Quelques grammes de finesse dans le monde des prix de transfert
Dans une décision récente(1), le Conseil d'Etat invalide une analyse simpliste en prix de transfert, fondée sur l'opposition entre l'entrepreneur principal et l'entité routinière. Prise a contrario, cette décision souligne l'importance, pour les contribuables, de disposer d'une analyse fonctionnelle précise pour défendre leur politique de prix de transfert.
Des methodes de prix de transfert souvent fondées sur la marge d'une entité...

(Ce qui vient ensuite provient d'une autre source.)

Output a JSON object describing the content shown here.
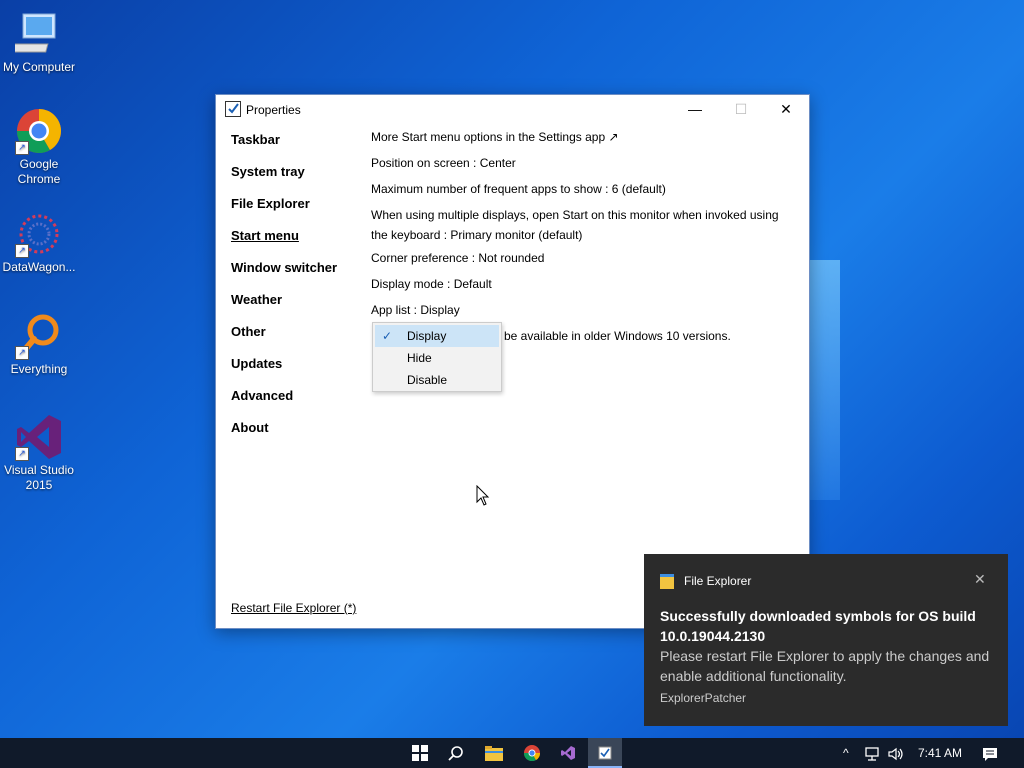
{
  "desktop": {
    "icons": [
      {
        "label": "My Computer"
      },
      {
        "label": "Google\nChrome"
      },
      {
        "label": "DataWagon..."
      },
      {
        "label": "Everything"
      },
      {
        "label": "Visual Studio\n2015"
      }
    ]
  },
  "window": {
    "title": "Properties",
    "controls": {
      "minimize": "—",
      "maximize": "☐",
      "close": "✕"
    },
    "nav": [
      "Taskbar",
      "System tray",
      "File Explorer",
      "Start menu",
      "Window switcher",
      "Weather",
      "Other",
      "Updates",
      "Advanced",
      "About"
    ],
    "active_nav": "Start menu",
    "restart_link": "Restart File Explorer (*)",
    "options": {
      "settings_link": "More Start menu options in the Settings app ↗",
      "position": "Position on screen : Center",
      "frequent": "Maximum number of frequent apps to show : 6 (default)",
      "multi_display": "When using multiple displays, open Start on this monitor when invoked using the keyboard : Primary monitor (default)",
      "corner": "Corner preference : Not rounded",
      "display_mode": "Display mode : Default",
      "app_list": "App list : Display",
      "tail_text": "be available in older Windows 10 versions."
    },
    "dropdown": {
      "items": [
        "Display",
        "Hide",
        "Disable"
      ],
      "selected": "Display",
      "check": "✓"
    }
  },
  "notification": {
    "app": "File Explorer",
    "close": "✕",
    "heading": "Successfully downloaded symbols for OS build 10.0.19044.2130",
    "body": "Please restart File Explorer to apply the changes and enable additional functionality.",
    "source": "ExplorerPatcher"
  },
  "taskbar": {
    "clock": "7:41 AM",
    "tray_chevron": "^",
    "volume_icon": "🔊",
    "notif_icon": "▤"
  }
}
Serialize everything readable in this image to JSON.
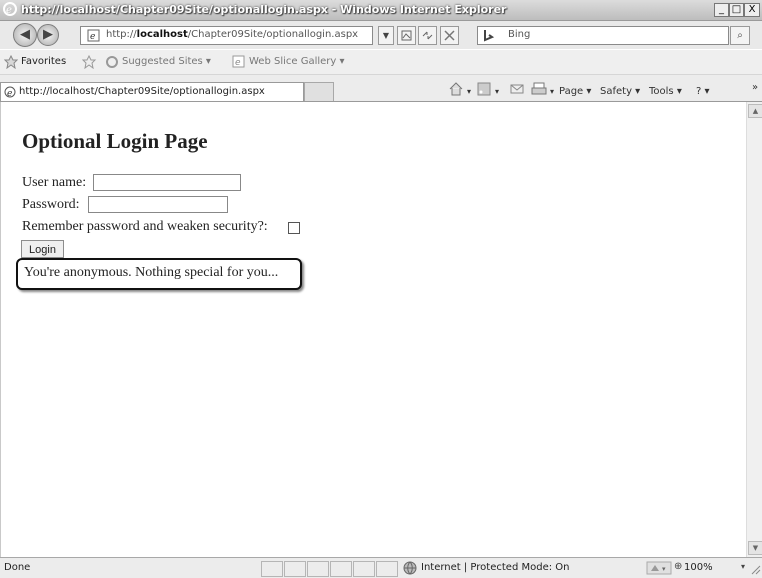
{
  "window": {
    "title": "http://localhost/Chapter09Site/optionallogin.aspx - Windows Internet Explorer",
    "minimize": "_",
    "maximize": "□",
    "close": "X"
  },
  "address_bar": {
    "url_prefix": "http://",
    "url_host": "localhost",
    "url_path": "/Chapter09Site/optionallogin.aspx",
    "back": "◀",
    "forward": "▶",
    "dropdown": "▼"
  },
  "search": {
    "provider": "Bing",
    "search_icon": "⌕"
  },
  "favorites_bar": {
    "favorites": "Favorites",
    "suggested_sites": "Suggested Sites ▾",
    "web_slice_gallery": "Web Slice Gallery ▾"
  },
  "tab": {
    "title": "http://localhost/Chapter09Site/optionallogin.aspx"
  },
  "command_bar": {
    "page": "Page ▾",
    "safety": "Safety ▾",
    "tools": "Tools ▾",
    "help": "? ▾",
    "more": "»"
  },
  "page": {
    "heading": "Optional Login Page",
    "username_label": "User name:",
    "username_value": "",
    "password_label": "Password:",
    "password_value": "",
    "remember_label": "Remember password and weaken security?:",
    "remember_checked": false,
    "login_button": "Login",
    "message": "You're anonymous. Nothing special for you..."
  },
  "status_bar": {
    "status": "Done",
    "zone": "Internet | Protected Mode: On",
    "zoom": "100%"
  },
  "colors": {
    "page_background": "#ffffff",
    "chrome_background": "#ececec",
    "message_border": "#111111"
  },
  "icons": [
    "ie-icon",
    "back-icon",
    "forward-icon",
    "page-icon",
    "compatibility-icon",
    "refresh-icon",
    "stop-icon",
    "bing-icon",
    "search-icon",
    "favorites-star-icon",
    "add-favorites-icon",
    "home-icon",
    "feeds-icon",
    "mail-icon",
    "print-icon",
    "help-icon",
    "globe-icon",
    "security-icon",
    "zoom-icon",
    "resize-grip-icon"
  ]
}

Les méthodes de prix de transfert utilisées par les contribuables sont le plus souvent des méthodes unilatérales, fondées sur la marge de l'une des entités à la transaction. En pratique, le prix de la transaction est réputé normal si l'une des entités à la transaction réalise une marge conforme à celle que réaliserait une entreprise indépendante comparable.
Lorsqu'une de ces méthodes est retenue, le niveau de marge à attribuer à l'entité est fixé par référence à une étude économique (ou benchmark), qui analyse les marges de sociétés indépendantes comparables.
Pour déterminer l'entité dont la marge doit être encadrée par un benchmark, les notions d' « entrepreneur » et d'entreprise de « routine » sont des concepts clés. En effet, c'est à l'entreprise réputée routinière dans le contexte des prix de transfert que sera garantie une marge, par exemple sur ses coûts. L'entreprise qualifiée d' « entrepreneur » réalisera le profit ou la perte résiduels après que le routinier aura dégagé une marge conforme à son profil. Ces concepts sont repris par la doctrine de l'administration.
...et au coeur de l'affaire RKS
La société RKS a fait l'objet d'une vérification de comptabilité portant sur les exercices 2009 et 2010. L'administration a remis en cause la politique de prix de transfert du groupe, estimant que les marges très basses réalisées par RKS au cours de ces exercices (-10% en 2009, -22% en 2010) étaient anormales et constituaient un transfert de bénéfices hors de France. Le raisonnement de l'administration a été le suivant :
- RKS n'est pas l'entrepreneur principal au sein du groupe mais joue simplement le rôle d'une entité de production routinière ;
- Du fait de son profil fonctionnel d'entité de production routinière, RKS n'a pas vocation à supporter des pertes mais devrait au contraire réaliser une marge comparable à celle d'entreprises similaires exploitées normalement.
L'administration fiscale a ainsi sélectionné un échantillon de 8 sociétés françaises indépendantes et prétendument comparables à RKS et a conclu de l'étude de ce panel que RKS aurait dû réaliser un niveau de marge nette de 2,33% en 2009 et de 2,63% en 2010, niveaux auxquels l'administration a donc redressé la société.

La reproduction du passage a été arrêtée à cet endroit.